A argumentação daqueles setores contra a vinculação ao salário-mínimo é antiga: a) gera um efeito multiplicador nas despesas obrigatórias, tornando o Orçamento público engessado; b) eleva os custos trabalhistas diretos e indiretos (como a contribuição sobre a folha); c) pressiona a carga tributária, pois os aumentos forçam o governo a buscar mais receitas; d) dificulta o cumprimento de limites do novo arcabouço fiscal. Trata-se da surrada cartilha da austeridade econômica que só favorece o capital financeiro, os investidores nacionais e estrangeiros, os patrões que espoliam a classe trabalhadora!
A desvinculação é uma medida regressiva e injusta
Segundo o Departamento Intersindical de Estatística e Estudos Socioeconômicos – DIEESE, a desvinculação do salário-mínimo resultaria em “menor poder de compra e menor capacidade de melhorar a vida” de aposentados e pensionistas — afetando mais de 24 milhões de aposentados e 33 milhões de trabalhadores ativos. O Departamento ressalta que os benefícios vinculados ao mínimo têm função redistributiva, especialmente em municípios pequenos ou de baixa renda, onde representam a principal fonte de renda local. Cada R$ 1 de aumento do salário-mínimo movimenta cerca de R$ 365,9 milhões por ano na folha de benefícios do INSS. Assim, tal vinculação estimula o consumo das famílias de baixa renda, reduz desigualdades e impulsiona a economia — políticas que seriam gravemente prejudicadas sem o reajuste real. A desvinculação é uma medida regressiva e injusta, que rasga os direitos previstos na Constituição Federal e expõe cerca de 70% dos benefícios previdenciários ao risco de significativa perda de valor real.

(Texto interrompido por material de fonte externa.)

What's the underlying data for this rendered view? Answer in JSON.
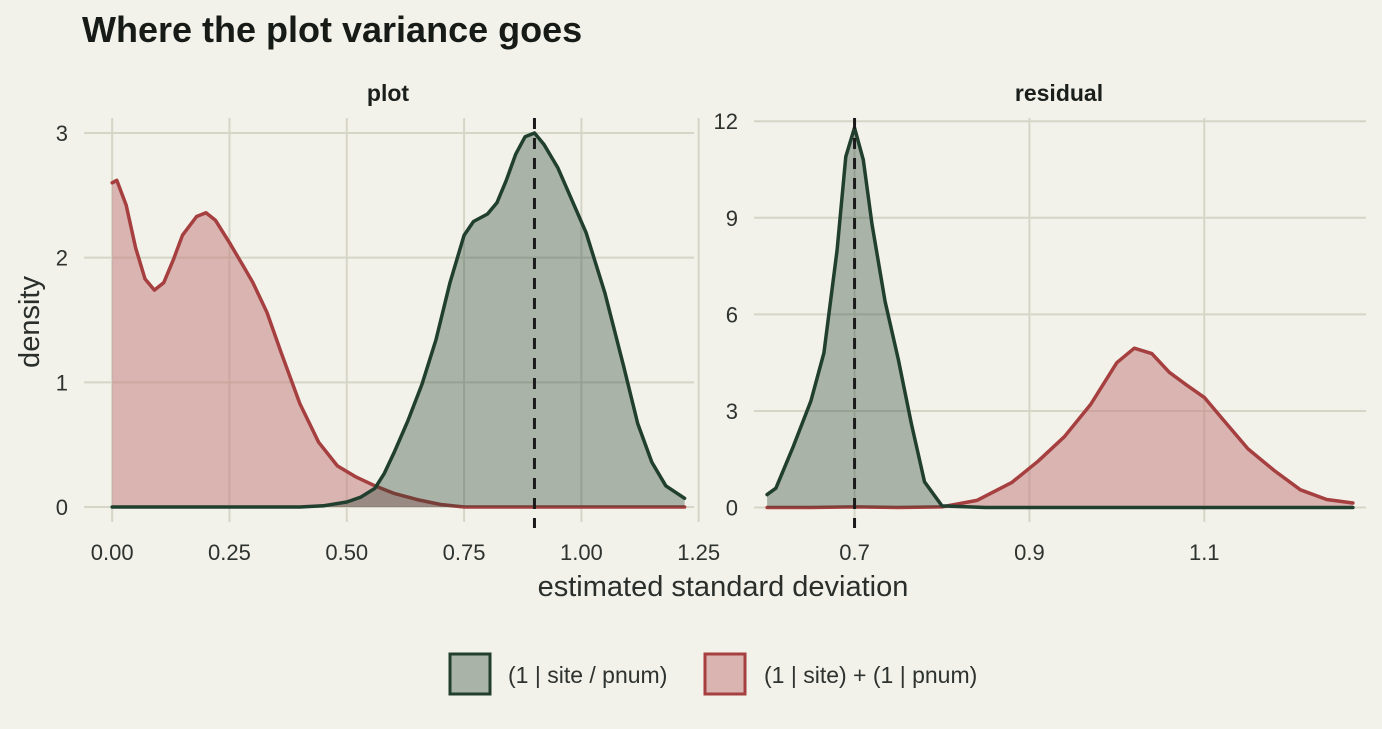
{
  "title": "Where the plot variance goes",
  "xlabel": "estimated standard deviation",
  "ylabel": "density",
  "colors": {
    "background": "#f2f1ea",
    "grid": "#d6d6c7",
    "nested_line": "#213f2e",
    "nested_fill": "#213f2e",
    "crossed_line": "#a63f3f",
    "crossed_fill": "#c07878",
    "reference_line": "#1a1a1a"
  },
  "legend": {
    "position": "bottom",
    "items": [
      {
        "key": "nested",
        "label": "(1 | site / pnum)"
      },
      {
        "key": "crossed",
        "label": "(1 | site) + (1 | pnum)"
      }
    ]
  },
  "chart_data": [
    {
      "type": "area",
      "panel": "plot",
      "xlim": [
        -0.06,
        1.24
      ],
      "ylim": [
        -0.12,
        3.12
      ],
      "xticks": [
        0.0,
        0.25,
        0.5,
        0.75,
        1.0,
        1.25
      ],
      "xtick_labels": [
        "0.00",
        "0.25",
        "0.50",
        "0.75",
        "1.00",
        "1.25"
      ],
      "yticks": [
        0,
        1,
        2,
        3
      ],
      "ytick_labels": [
        "0",
        "1",
        "2",
        "3"
      ],
      "reference_x": 0.9,
      "series": [
        {
          "key": "crossed",
          "x": [
            0.0,
            0.01,
            0.03,
            0.05,
            0.07,
            0.09,
            0.11,
            0.13,
            0.15,
            0.18,
            0.2,
            0.22,
            0.25,
            0.28,
            0.3,
            0.33,
            0.36,
            0.4,
            0.44,
            0.48,
            0.52,
            0.56,
            0.6,
            0.65,
            0.7,
            0.75,
            0.8,
            0.9,
            1.0,
            1.1,
            1.22
          ],
          "y": [
            2.6,
            2.62,
            2.42,
            2.08,
            1.83,
            1.74,
            1.8,
            1.98,
            2.18,
            2.33,
            2.36,
            2.3,
            2.12,
            1.93,
            1.8,
            1.56,
            1.24,
            0.83,
            0.52,
            0.33,
            0.24,
            0.17,
            0.11,
            0.06,
            0.02,
            0.0,
            0.0,
            0.0,
            0.0,
            0.0,
            0.0
          ]
        },
        {
          "key": "nested",
          "x": [
            0.0,
            0.3,
            0.4,
            0.45,
            0.5,
            0.53,
            0.56,
            0.58,
            0.6,
            0.63,
            0.66,
            0.69,
            0.72,
            0.75,
            0.77,
            0.8,
            0.82,
            0.84,
            0.86,
            0.88,
            0.9,
            0.92,
            0.95,
            0.98,
            1.01,
            1.05,
            1.09,
            1.12,
            1.15,
            1.18,
            1.22
          ],
          "y": [
            0.0,
            0.0,
            0.0,
            0.01,
            0.04,
            0.08,
            0.15,
            0.27,
            0.43,
            0.69,
            0.98,
            1.34,
            1.8,
            2.18,
            2.29,
            2.35,
            2.44,
            2.62,
            2.83,
            2.97,
            3.0,
            2.91,
            2.72,
            2.46,
            2.2,
            1.72,
            1.13,
            0.67,
            0.36,
            0.17,
            0.07
          ]
        }
      ]
    },
    {
      "type": "area",
      "panel": "residual",
      "xlim": [
        0.585,
        1.285
      ],
      "ylim": [
        -0.45,
        12.1
      ],
      "xticks": [
        0.7,
        0.9,
        1.1
      ],
      "xtick_labels": [
        "0.7",
        "0.9",
        "1.1"
      ],
      "yticks": [
        0,
        3,
        6,
        9,
        12
      ],
      "ytick_labels": [
        "0",
        "3",
        "6",
        "9",
        "12"
      ],
      "reference_x": 0.7,
      "series": [
        {
          "key": "crossed",
          "x": [
            0.6,
            0.65,
            0.7,
            0.75,
            0.8,
            0.84,
            0.88,
            0.91,
            0.94,
            0.97,
            1.0,
            1.02,
            1.04,
            1.06,
            1.08,
            1.1,
            1.12,
            1.15,
            1.18,
            1.21,
            1.24,
            1.27
          ],
          "y": [
            0.0,
            0.0,
            0.02,
            0.0,
            0.02,
            0.22,
            0.78,
            1.44,
            2.2,
            3.2,
            4.5,
            4.95,
            4.78,
            4.2,
            3.8,
            3.42,
            2.78,
            1.82,
            1.15,
            0.55,
            0.25,
            0.14
          ]
        },
        {
          "key": "nested",
          "x": [
            0.6,
            0.61,
            0.63,
            0.65,
            0.665,
            0.68,
            0.69,
            0.7,
            0.71,
            0.72,
            0.735,
            0.75,
            0.765,
            0.78,
            0.8,
            0.85,
            1.0,
            1.27
          ],
          "y": [
            0.4,
            0.6,
            1.9,
            3.3,
            4.8,
            8.0,
            10.9,
            11.8,
            10.8,
            8.8,
            6.4,
            4.6,
            2.6,
            0.8,
            0.05,
            0.0,
            0.0,
            0.0
          ]
        }
      ]
    }
  ],
  "panels": [
    {
      "strip": "plot"
    },
    {
      "strip": "residual"
    }
  ]
}
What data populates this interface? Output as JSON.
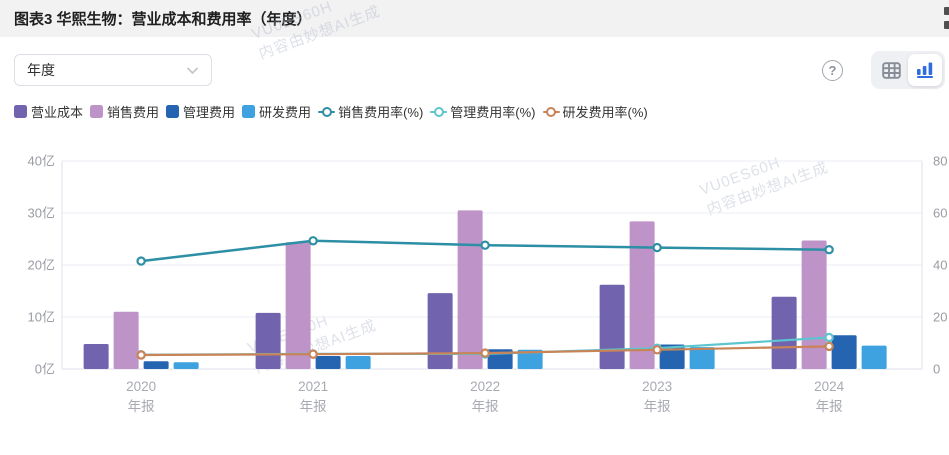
{
  "header": {
    "title": "图表3 华熙生物：营业成本和费用率（年度）"
  },
  "toolbar": {
    "period_dropdown": {
      "value": "年度"
    },
    "help_glyph": "?",
    "view_toggle": {
      "options": [
        "table-view",
        "chart-view"
      ],
      "active": "chart-view"
    },
    "accent_color": "#2F6CDF"
  },
  "watermark": {
    "line1": "VU0ES60H",
    "line2": "内容由妙想AI生成"
  },
  "chart_data": {
    "type": "bar",
    "title": "华熙生物：营业成本和费用率（年度）",
    "categories": [
      "2020",
      "2021",
      "2022",
      "2023",
      "2024"
    ],
    "category_sublabel": "年报",
    "bar_series": [
      {
        "name": "营业成本",
        "color": "#7163AE",
        "unit": "亿",
        "values": [
          4.8,
          10.8,
          14.6,
          16.2,
          13.9
        ]
      },
      {
        "name": "销售费用",
        "color": "#BE94C8",
        "unit": "亿",
        "values": [
          11.0,
          24.4,
          30.5,
          28.4,
          24.7
        ]
      },
      {
        "name": "管理费用",
        "color": "#2564B0",
        "unit": "亿",
        "values": [
          1.5,
          2.5,
          3.8,
          4.7,
          6.5
        ]
      },
      {
        "name": "研发费用",
        "color": "#3DA2DF",
        "unit": "亿",
        "values": [
          1.3,
          2.5,
          3.7,
          4.2,
          4.5
        ]
      }
    ],
    "line_series": [
      {
        "name": "销售费用率(%)",
        "color": "#2C8FA5",
        "values": [
          41.5,
          49.3,
          47.6,
          46.7,
          45.9
        ]
      },
      {
        "name": "管理费用率(%)",
        "color": "#5CC5CF",
        "values": [
          5.5,
          5.8,
          5.8,
          8.0,
          12.1
        ]
      },
      {
        "name": "研发费用率(%)",
        "color": "#C98356",
        "values": [
          5.4,
          5.7,
          6.1,
          7.4,
          8.7
        ]
      }
    ],
    "left_axis": {
      "min": 0,
      "max": 40,
      "step": 10,
      "unit": "亿"
    },
    "right_axis": {
      "min": 0,
      "max": 80,
      "step": 20,
      "unit": "%"
    },
    "grid": true,
    "legend_position": "top"
  }
}
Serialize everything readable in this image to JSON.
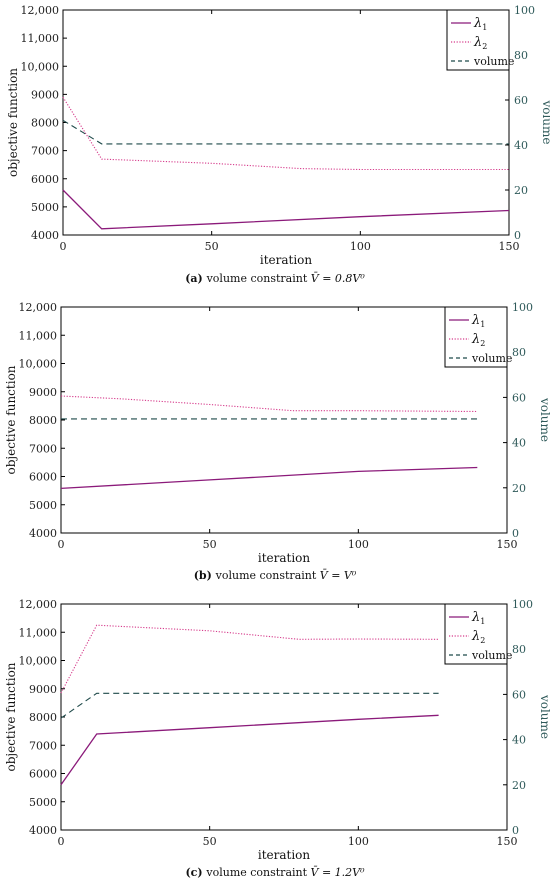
{
  "colors": {
    "lambda1": "#8b1a7a",
    "lambda2": "#d63c8c",
    "volume": "#1f4a4a",
    "axis": "#000000",
    "right_axis": "#2f5a5a"
  },
  "chart_data": [
    {
      "type": "line",
      "caption_prefix": "(a)",
      "caption_text": "volume constraint",
      "caption_math": "V̄ = 0.8V⁰",
      "xlabel": "iteration",
      "ylabel": "objective function",
      "y2label": "volume",
      "xlim": [
        0,
        150
      ],
      "ylim": [
        4000,
        12000
      ],
      "y2lim": [
        0,
        100
      ],
      "xticks": [
        0,
        50,
        100,
        150
      ],
      "yticks": [
        4000,
        5000,
        6000,
        7000,
        8000,
        9000,
        10000,
        11000,
        12000
      ],
      "ytick_labels": [
        "4000",
        "5000",
        "6000",
        "7000",
        "8000",
        "9000",
        "10,000",
        "11,000",
        "12,000"
      ],
      "y2ticks": [
        0,
        20,
        40,
        60,
        80,
        100
      ],
      "legend_position": "top-right",
      "series": [
        {
          "name": "λ1",
          "label_main": "λ",
          "label_sub": "1",
          "axis": "left",
          "style": "solid",
          "color_key": "lambda1",
          "x": [
            0,
            13,
            50,
            100,
            150
          ],
          "y": [
            5600,
            4220,
            4400,
            4650,
            4870
          ]
        },
        {
          "name": "λ2",
          "label_main": "λ",
          "label_sub": "2",
          "axis": "left",
          "style": "dotted",
          "color_key": "lambda2",
          "x": [
            0,
            13,
            50,
            80,
            100,
            150
          ],
          "y": [
            8900,
            6700,
            6550,
            6360,
            6330,
            6330
          ]
        },
        {
          "name": "volume",
          "label_main": "volume",
          "label_sub": "",
          "axis": "right",
          "style": "dashed",
          "color_key": "volume",
          "x": [
            0,
            13,
            50,
            100,
            150
          ],
          "y": [
            51,
            40.5,
            40.5,
            40.5,
            40.5
          ]
        }
      ]
    },
    {
      "type": "line",
      "caption_prefix": "(b)",
      "caption_text": "volume constraint",
      "caption_math": "V̄ = V⁰",
      "xlabel": "iteration",
      "ylabel": "objective function",
      "y2label": "volume",
      "xlim": [
        0,
        150
      ],
      "ylim": [
        4000,
        12000
      ],
      "y2lim": [
        0,
        100
      ],
      "xticks": [
        0,
        50,
        100,
        150
      ],
      "yticks": [
        4000,
        5000,
        6000,
        7000,
        8000,
        9000,
        10000,
        11000,
        12000
      ],
      "ytick_labels": [
        "4000",
        "5000",
        "6000",
        "7000",
        "8000",
        "9000",
        "10,000",
        "11,000",
        "12,000"
      ],
      "y2ticks": [
        0,
        20,
        40,
        60,
        80,
        100
      ],
      "legend_position": "top-right",
      "series": [
        {
          "name": "λ1",
          "label_main": "λ",
          "label_sub": "1",
          "axis": "left",
          "style": "solid",
          "color_key": "lambda1",
          "x": [
            0,
            50,
            100,
            140
          ],
          "y": [
            5580,
            5880,
            6180,
            6320
          ]
        },
        {
          "name": "λ2",
          "label_main": "λ",
          "label_sub": "2",
          "axis": "left",
          "style": "dotted",
          "color_key": "lambda2",
          "x": [
            0,
            20,
            50,
            78,
            100,
            140
          ],
          "y": [
            8850,
            8750,
            8550,
            8330,
            8330,
            8300
          ]
        },
        {
          "name": "volume",
          "label_main": "volume",
          "label_sub": "",
          "axis": "right",
          "style": "dashed",
          "color_key": "volume",
          "x": [
            0,
            50,
            100,
            140
          ],
          "y": [
            50.5,
            50.5,
            50.5,
            50.5
          ]
        }
      ]
    },
    {
      "type": "line",
      "caption_prefix": "(c)",
      "caption_text": "volume constraint",
      "caption_math": "V̄ = 1.2V⁰",
      "xlabel": "iteration",
      "ylabel": "objective function",
      "y2label": "volume",
      "xlim": [
        0,
        150
      ],
      "ylim": [
        4000,
        12000
      ],
      "y2lim": [
        0,
        100
      ],
      "xticks": [
        0,
        50,
        100,
        150
      ],
      "yticks": [
        4000,
        5000,
        6000,
        7000,
        8000,
        9000,
        10000,
        11000,
        12000
      ],
      "ytick_labels": [
        "4000",
        "5000",
        "6000",
        "7000",
        "8000",
        "9000",
        "10,000",
        "11,000",
        "12,000"
      ],
      "y2ticks": [
        0,
        20,
        40,
        60,
        80,
        100
      ],
      "legend_position": "top-right",
      "series": [
        {
          "name": "λ1",
          "label_main": "λ",
          "label_sub": "1",
          "axis": "left",
          "style": "solid",
          "color_key": "lambda1",
          "x": [
            0,
            12,
            50,
            100,
            127
          ],
          "y": [
            5600,
            7400,
            7620,
            7920,
            8060
          ]
        },
        {
          "name": "λ2",
          "label_main": "λ",
          "label_sub": "2",
          "axis": "left",
          "style": "dotted",
          "color_key": "lambda2",
          "x": [
            0,
            12,
            50,
            80,
            100,
            127
          ],
          "y": [
            8850,
            11250,
            11050,
            10750,
            10760,
            10750
          ]
        },
        {
          "name": "volume",
          "label_main": "volume",
          "label_sub": "",
          "axis": "right",
          "style": "dashed",
          "color_key": "volume",
          "x": [
            0,
            12,
            50,
            100,
            127
          ],
          "y": [
            49.5,
            60.5,
            60.5,
            60.5,
            60.5
          ]
        }
      ]
    }
  ]
}
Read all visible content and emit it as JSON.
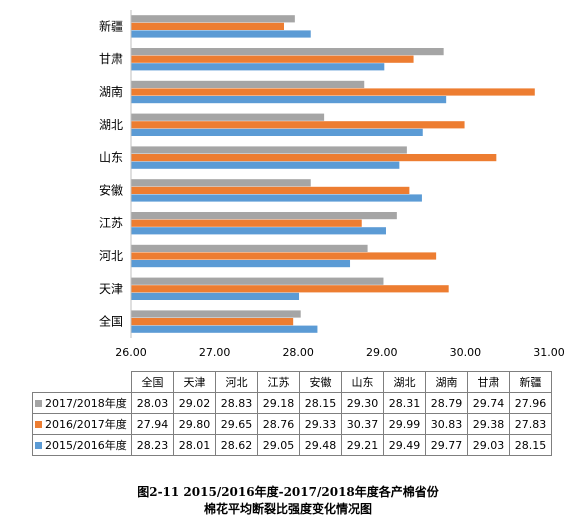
{
  "chart_data": {
    "type": "bar",
    "orientation": "horizontal",
    "categories": [
      "全国",
      "天津",
      "河北",
      "江苏",
      "安徽",
      "山东",
      "湖北",
      "湖南",
      "甘肃",
      "新疆"
    ],
    "series": [
      {
        "name": "2017/2018年度",
        "color": "#a5a5a5",
        "values": [
          28.03,
          29.02,
          28.83,
          29.18,
          28.15,
          29.3,
          28.31,
          28.79,
          29.74,
          27.96
        ],
        "display": [
          "28.03",
          "29.02",
          "28.83",
          "29.18",
          "28.15",
          "29.30",
          "28.31",
          "28.79",
          "29.74",
          "27.96"
        ]
      },
      {
        "name": "2016/2017年度",
        "color": "#ed7d31",
        "values": [
          27.94,
          29.8,
          29.65,
          28.76,
          29.33,
          30.37,
          29.99,
          30.83,
          29.38,
          27.83
        ],
        "display": [
          "27.94",
          "29.80",
          "29.65",
          "28.76",
          "29.33",
          "30.37",
          "29.99",
          "30.83",
          "29.38",
          "27.83"
        ]
      },
      {
        "name": "2015/2016年度",
        "color": "#5b9bd5",
        "values": [
          28.23,
          28.01,
          28.62,
          29.05,
          29.48,
          29.21,
          29.49,
          29.77,
          29.03,
          28.15
        ],
        "display": [
          "28.23",
          "28.01",
          "28.62",
          "29.05",
          "29.48",
          "29.21",
          "29.49",
          "29.77",
          "29.03",
          "28.15"
        ]
      }
    ],
    "xlim": [
      26,
      31
    ],
    "x_ticks": [
      "26.00",
      "27.00",
      "28.00",
      "29.00",
      "30.00",
      "31.00"
    ],
    "grid": false,
    "legend": "data-table"
  },
  "caption": {
    "line1": "图2-11  2015/2016年度-2017/2018年度各产棉省份",
    "line2": "棉花平均断裂比强度变化情况图"
  }
}
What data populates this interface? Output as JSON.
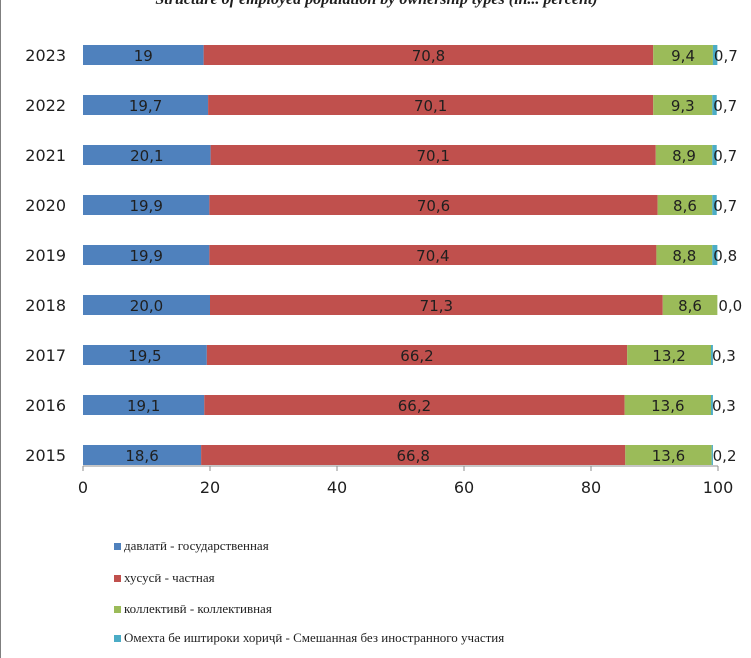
{
  "title": "Structure of employed population by ownership types (in... percent)",
  "chart_data": {
    "type": "bar",
    "orientation": "horizontal",
    "stacked": true,
    "categories": [
      "2023",
      "2022",
      "2021",
      "2020",
      "2019",
      "2018",
      "2017",
      "2016",
      "2015"
    ],
    "series": [
      {
        "name": "давлатӣ - государственная",
        "color": "#4f81bd",
        "values": [
          19,
          19.7,
          20.1,
          19.9,
          19.9,
          20.0,
          19.5,
          19.1,
          18.6
        ],
        "labels": [
          "19",
          "19,7",
          "20,1",
          "19,9",
          "19,9",
          "20,0",
          "19,5",
          "19,1",
          "18,6"
        ]
      },
      {
        "name": "хусусӣ - частная",
        "color": "#c0504d",
        "values": [
          70.8,
          70.1,
          70.1,
          70.6,
          70.4,
          71.3,
          66.2,
          66.2,
          66.8
        ],
        "labels": [
          "70,8",
          "70,1",
          "70,1",
          "70,6",
          "70,4",
          "71,3",
          "66,2",
          "66,2",
          "66,8"
        ]
      },
      {
        "name": "коллективӣ - коллективная",
        "color": "#9bbb59",
        "values": [
          9.4,
          9.3,
          8.9,
          8.6,
          8.8,
          8.6,
          13.2,
          13.6,
          13.6
        ],
        "labels": [
          "9,4",
          "9,3",
          "8,9",
          "8,6",
          "8,8",
          "8,6",
          "13,2",
          "13,6",
          "13,6"
        ]
      },
      {
        "name": "Омехта бе иштироки хориҷӣ  - Смешанная без иностранного участия",
        "color": "#4bacc6",
        "values": [
          0.7,
          0.7,
          0.7,
          0.7,
          0.8,
          0.0,
          0.3,
          0.3,
          0.2
        ],
        "labels": [
          "0,7",
          "0,7",
          "0,7",
          "0,7",
          "0,8",
          "0,0",
          "0,3",
          "0,3",
          "0,2"
        ]
      }
    ],
    "xlim": [
      0,
      100
    ],
    "xticks": [
      "0",
      "20",
      "40",
      "60",
      "80",
      "100"
    ],
    "grid": false,
    "legend_position": "bottom-left"
  }
}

Nova regra reduziu o ganho real
Ocorre que, em dezembro de 2024, por iniciativa de Lula/Haddad, foi aprovada a Proposta de Emenda Constitucional do Pacote Fiscal, que dentre outras medidas prejudiciais aos trabalhadores, impôs nova regra de reajuste do salário-mínimo, limitando o seu crescimento a um máximo de 2,5% acima da inflação (tal como o limite determinado pelo Arcabouço Fiscal). Na prática, a alteração reduziu o ganho real do salário-mínimo.
Os deputados federais do PT Rui Falcão (SP), Natalia Bonavides (RN) e Marcon (RS) votaram contra a PEC. Falcão explicou: “Eu sempre soube que o PT luta para manter conquistas e estimular o povo a obter novos direitos. Mesmo com todas as ressalvas, a chamada desidratação do pacote, você, apesar de não estar tirando direitos, está reduzindo direitos. O abono vai ser menor, o salário-mínimo vai ser menor, os valores vão diminuir”.
Reforma radical das instituições
A contínua retirada de direitos previdenciários e trabalhistas, por meio de leis e emendas constitucionais, desde 1988 até hoje, expõe a total falência do Congresso Nacional como órgão representativo da vontade popular. Assim, o PT deve propor uma pauta popular pela revogação das contrarreformas trabalhista e previdenciária e pela instituição do Imposto sobre Grandes Fortunas, dentre outras bandeiras; como também propor a mudança nas regras eleitorais necessárias (pelo menos, lista preordenada, financiamento público exclusivo e proporcionalidade) para que uma representação democrática faça a reforma radical das instituições da República.